So, why ACES?

So, as far I could understand, ACES is kind of a “master codec” which I should transcode all my material to ACES and start to work with it.

Ok, but where is the advantage? As far I could understand, the advantage is you can recover all the color and dynamic range information is that??? But recover HOW?

Because first I was thinking you need the original files with ACES format to recover, which doesn’t make any sense, because with the original files I can do it with any codec/format. If I have the original, so I have everything I need, doesn’t matter the format or codec. So?!

Than I was thinking maybe I can recover AFTER the conversion? Is that? For example: I can use ACES to edit my material, export in h.264 and send to someone. If this person want change something in this archive he will have the same Dynamic Range I had with the original file?! If is that, OK that’s a miracle and it’s excelent.

So… The resume is: I’m totally lost here…

So, no one can clarify it to me?

Hi Andre

I think it’s just the weekend and people are out enjoying the great weather (here in LA at least!)

I’ll take a try at explaining and hopefully some other more technical types can chime in.

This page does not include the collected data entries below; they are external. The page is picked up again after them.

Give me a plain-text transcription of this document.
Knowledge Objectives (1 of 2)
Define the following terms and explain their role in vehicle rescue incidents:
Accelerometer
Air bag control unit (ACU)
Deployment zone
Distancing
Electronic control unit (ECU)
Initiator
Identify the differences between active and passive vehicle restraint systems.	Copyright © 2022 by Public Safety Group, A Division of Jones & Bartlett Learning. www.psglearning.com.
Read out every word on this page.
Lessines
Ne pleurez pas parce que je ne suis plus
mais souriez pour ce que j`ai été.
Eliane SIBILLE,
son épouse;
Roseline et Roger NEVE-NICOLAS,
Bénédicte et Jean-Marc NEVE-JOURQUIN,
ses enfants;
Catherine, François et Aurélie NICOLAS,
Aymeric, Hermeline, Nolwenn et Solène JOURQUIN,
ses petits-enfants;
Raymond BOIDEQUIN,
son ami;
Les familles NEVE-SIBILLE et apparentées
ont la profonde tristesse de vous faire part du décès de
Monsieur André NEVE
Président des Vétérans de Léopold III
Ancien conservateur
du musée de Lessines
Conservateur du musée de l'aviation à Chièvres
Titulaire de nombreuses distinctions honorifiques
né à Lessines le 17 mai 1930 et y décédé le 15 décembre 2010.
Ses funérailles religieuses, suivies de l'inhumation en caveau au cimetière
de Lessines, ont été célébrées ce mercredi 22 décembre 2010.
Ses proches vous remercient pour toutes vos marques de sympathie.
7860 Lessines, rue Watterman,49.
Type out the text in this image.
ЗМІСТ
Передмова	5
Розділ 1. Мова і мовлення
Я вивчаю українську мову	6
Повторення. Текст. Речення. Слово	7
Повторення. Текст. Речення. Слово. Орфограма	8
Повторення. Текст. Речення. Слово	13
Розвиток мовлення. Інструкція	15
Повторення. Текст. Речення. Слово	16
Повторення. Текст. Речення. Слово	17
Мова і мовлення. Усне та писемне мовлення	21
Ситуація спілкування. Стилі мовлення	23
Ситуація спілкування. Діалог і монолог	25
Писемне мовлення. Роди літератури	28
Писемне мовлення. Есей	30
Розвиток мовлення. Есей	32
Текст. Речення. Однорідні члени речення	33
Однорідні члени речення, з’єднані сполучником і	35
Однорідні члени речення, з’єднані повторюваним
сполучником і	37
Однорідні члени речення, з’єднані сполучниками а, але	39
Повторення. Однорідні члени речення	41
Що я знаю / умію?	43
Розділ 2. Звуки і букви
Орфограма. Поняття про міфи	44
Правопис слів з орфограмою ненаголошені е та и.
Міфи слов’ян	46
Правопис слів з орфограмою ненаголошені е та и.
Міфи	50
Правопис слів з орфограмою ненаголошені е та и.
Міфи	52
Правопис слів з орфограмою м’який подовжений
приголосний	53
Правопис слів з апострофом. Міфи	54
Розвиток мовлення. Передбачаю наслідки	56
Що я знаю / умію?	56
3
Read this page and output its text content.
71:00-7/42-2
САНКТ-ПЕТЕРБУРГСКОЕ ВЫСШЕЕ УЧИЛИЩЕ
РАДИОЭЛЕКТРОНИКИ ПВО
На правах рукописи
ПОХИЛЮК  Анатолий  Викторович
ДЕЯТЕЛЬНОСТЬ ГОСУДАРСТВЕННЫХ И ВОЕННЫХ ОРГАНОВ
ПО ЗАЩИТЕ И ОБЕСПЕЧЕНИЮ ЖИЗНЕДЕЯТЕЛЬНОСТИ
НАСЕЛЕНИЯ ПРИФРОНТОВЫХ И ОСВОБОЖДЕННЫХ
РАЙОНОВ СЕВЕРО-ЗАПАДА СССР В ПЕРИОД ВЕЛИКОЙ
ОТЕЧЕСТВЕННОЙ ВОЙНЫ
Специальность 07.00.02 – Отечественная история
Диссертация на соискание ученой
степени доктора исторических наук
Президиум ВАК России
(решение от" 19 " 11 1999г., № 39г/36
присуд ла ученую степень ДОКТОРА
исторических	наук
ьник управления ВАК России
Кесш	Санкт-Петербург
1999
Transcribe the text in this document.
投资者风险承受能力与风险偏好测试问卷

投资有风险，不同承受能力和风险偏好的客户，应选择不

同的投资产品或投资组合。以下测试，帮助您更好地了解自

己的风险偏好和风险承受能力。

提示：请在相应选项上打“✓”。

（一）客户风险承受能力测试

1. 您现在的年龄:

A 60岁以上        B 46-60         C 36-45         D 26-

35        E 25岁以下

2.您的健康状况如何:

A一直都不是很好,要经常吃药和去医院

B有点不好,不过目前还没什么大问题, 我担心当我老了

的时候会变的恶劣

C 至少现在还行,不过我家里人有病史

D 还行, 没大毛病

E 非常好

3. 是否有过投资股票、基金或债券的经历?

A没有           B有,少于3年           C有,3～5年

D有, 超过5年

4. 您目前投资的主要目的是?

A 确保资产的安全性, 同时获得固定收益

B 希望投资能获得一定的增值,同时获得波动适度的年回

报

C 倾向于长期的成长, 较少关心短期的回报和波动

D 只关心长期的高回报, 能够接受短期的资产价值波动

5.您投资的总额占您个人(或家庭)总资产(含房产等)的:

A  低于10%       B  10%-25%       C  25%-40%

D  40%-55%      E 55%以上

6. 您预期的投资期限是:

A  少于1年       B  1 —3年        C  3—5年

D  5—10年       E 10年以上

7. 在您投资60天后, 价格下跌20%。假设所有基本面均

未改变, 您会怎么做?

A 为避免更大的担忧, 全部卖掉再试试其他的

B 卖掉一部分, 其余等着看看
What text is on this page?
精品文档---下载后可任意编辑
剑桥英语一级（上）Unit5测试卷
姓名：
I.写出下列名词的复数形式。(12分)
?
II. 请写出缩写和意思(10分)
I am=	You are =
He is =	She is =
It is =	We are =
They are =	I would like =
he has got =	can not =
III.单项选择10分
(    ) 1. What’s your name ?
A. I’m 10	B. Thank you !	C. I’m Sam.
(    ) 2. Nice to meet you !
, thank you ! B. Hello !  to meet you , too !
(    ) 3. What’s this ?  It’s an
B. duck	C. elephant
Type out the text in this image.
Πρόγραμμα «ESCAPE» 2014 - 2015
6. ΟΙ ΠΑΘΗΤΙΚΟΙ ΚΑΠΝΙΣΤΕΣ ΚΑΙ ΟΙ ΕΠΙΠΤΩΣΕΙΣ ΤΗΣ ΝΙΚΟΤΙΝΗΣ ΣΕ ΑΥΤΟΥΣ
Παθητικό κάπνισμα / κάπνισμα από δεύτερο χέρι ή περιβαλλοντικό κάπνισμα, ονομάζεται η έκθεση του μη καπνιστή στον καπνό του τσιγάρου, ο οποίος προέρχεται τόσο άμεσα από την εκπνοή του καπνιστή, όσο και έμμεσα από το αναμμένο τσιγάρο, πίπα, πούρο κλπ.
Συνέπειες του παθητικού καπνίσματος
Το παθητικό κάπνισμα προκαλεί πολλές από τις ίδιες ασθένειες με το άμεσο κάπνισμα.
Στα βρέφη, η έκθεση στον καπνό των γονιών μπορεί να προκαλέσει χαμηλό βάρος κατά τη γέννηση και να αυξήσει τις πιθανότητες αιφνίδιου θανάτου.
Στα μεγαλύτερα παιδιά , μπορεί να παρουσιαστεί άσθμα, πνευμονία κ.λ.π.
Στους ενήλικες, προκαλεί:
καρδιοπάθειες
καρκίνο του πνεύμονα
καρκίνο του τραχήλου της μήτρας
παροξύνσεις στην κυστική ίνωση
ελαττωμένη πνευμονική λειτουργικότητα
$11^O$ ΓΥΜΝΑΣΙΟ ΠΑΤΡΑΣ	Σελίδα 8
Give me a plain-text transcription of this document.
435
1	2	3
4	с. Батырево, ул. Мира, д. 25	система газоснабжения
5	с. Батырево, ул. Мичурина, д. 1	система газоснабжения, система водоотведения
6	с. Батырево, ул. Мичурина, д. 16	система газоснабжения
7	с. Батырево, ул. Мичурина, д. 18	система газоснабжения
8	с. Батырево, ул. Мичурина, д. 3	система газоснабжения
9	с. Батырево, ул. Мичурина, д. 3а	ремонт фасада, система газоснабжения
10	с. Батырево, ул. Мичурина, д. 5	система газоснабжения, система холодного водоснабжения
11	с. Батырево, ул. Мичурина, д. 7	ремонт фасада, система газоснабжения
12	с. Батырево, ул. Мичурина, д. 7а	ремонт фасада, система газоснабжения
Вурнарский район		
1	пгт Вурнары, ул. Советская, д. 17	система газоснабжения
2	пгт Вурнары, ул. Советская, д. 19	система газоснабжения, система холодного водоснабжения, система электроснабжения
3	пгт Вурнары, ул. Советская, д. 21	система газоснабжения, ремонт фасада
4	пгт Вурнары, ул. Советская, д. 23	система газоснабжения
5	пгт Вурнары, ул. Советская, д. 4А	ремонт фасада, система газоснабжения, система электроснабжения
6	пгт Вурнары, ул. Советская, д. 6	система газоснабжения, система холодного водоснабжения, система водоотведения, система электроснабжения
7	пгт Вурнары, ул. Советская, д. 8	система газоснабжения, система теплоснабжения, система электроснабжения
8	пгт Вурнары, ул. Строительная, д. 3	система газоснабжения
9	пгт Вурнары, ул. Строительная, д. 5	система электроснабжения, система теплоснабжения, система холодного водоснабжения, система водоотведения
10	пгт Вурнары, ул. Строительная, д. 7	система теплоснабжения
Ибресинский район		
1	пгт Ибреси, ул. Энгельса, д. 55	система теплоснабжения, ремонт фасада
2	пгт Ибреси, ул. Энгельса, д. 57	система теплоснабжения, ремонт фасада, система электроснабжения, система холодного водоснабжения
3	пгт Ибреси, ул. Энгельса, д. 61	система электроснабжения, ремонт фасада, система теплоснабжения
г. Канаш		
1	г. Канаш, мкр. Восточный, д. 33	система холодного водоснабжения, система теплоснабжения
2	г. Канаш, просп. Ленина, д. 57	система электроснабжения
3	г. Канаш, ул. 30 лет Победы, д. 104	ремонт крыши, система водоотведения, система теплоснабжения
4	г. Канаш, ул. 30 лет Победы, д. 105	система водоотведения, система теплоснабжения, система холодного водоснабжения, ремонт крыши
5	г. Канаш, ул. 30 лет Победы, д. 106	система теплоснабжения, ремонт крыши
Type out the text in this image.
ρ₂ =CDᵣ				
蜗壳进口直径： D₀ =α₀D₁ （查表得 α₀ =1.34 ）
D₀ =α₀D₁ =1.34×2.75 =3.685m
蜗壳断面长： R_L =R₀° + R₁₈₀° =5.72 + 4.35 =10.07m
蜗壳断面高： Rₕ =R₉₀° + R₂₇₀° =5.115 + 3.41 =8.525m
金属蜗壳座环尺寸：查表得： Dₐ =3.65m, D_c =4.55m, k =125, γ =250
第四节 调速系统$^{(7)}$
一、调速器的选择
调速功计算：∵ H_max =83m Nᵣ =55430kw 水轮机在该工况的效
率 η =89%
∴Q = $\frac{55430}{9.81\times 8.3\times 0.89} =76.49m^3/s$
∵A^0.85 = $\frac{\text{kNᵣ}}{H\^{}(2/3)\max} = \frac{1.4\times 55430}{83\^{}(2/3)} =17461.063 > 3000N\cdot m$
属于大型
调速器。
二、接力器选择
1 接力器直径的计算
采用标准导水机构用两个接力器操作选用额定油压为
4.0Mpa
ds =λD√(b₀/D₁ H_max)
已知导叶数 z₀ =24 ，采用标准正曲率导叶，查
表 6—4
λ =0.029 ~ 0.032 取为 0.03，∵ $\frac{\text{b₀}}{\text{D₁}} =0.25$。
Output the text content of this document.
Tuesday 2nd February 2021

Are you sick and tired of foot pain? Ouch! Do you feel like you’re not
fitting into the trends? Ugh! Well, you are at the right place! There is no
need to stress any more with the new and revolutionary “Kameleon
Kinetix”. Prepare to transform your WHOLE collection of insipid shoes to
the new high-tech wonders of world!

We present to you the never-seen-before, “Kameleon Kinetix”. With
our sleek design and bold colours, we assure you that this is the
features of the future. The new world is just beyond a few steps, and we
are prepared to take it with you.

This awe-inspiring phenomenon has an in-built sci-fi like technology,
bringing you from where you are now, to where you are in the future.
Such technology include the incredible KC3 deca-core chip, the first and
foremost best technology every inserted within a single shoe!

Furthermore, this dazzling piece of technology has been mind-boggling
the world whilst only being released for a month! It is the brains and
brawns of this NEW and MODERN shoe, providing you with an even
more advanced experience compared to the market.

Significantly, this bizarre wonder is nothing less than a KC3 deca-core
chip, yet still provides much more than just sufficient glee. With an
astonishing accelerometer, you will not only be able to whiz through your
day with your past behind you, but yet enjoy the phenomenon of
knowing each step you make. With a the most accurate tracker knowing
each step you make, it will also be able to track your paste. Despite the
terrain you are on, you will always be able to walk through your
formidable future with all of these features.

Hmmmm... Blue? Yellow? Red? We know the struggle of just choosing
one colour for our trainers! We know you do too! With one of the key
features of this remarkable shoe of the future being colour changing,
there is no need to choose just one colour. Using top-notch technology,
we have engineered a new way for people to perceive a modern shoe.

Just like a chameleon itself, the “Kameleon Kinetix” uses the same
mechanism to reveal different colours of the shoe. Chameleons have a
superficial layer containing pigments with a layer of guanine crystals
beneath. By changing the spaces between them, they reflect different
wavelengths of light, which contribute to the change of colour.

The idea behind ACES is that you take your original files (camera raw, film scan, etc) into the ACES color space, which is a very large colorspace: 16bit floating point EXRs, effectively bigger than your eye can see. That way you are preserving all the color fidelity in your original files. You then work in ACES and only export into smaller color spaces (709, or others) as a deliverable for different distribution platforms.

ACES will preserve the color fidelity of your original files but doesn’t “recover” any fidelity per se, i.e. if your highlights are clipped and color is 8Bit, it doesn’t create new color information, any more than encoding a 4:2:0 HDV file into ProRes 4:2:2 didn’t add info, it just makes it able to be combined with other similar materials.

There are some significant benefits of working in ACES, which you may see, depending on what type of work you do. If it’s mostly REC709 TV work or you’re shooting in 8bit, compressed cameras material, it may not be for you, although many boutique color facilities have elected to standardize on ACES because it’s sophisticated color science, and a known, recognized standard they can employ without having to have a color scientist design a color pipeline.

Some Benefits of ACES:

  1. Color matching materials from different cameras, inputs becomes significantly easier when you use ACES. It doesn’t make a GoPro look like an Alexa, but it does allow you to work with the two much easier in one timeline
  2. it allows you to trade files with other facilities, etc. and assuming that both parties have calibrated their monitors and working environment, you can have confidence that you are seeing colors accurately. This helps tremendously for VFX facilities who get clips from an edit…they can work to the clip color with confidence and not change the color which then causes problems when those modified color clips are re-inserted back into the master cut
  3. it is a defined set of standards with metadata that explains what you’re looking at and the environment (color temp for example) that it’s intended to be viewed in. This means that a master and archive can be created that can be revisited even if the original creators are not available to explain.

ACES is resolution independent, it’s concerned with color depth, white point, etc. My understanding is that if you reencode your ACES material into H.264 you will affect the look not necessarily because of the resolution change but because of the bit rate reduction (I believe most H264 is 8 bit, there is 10 bit, but no 16bit to my knowledge).

So ACES doesn’t change the laws of physics but it does allow you to have more control and confidence in your color pipeline if you use it as recommended.

Hope this begins to answer your questions.

Excelent and clear answer! Thanks Steve!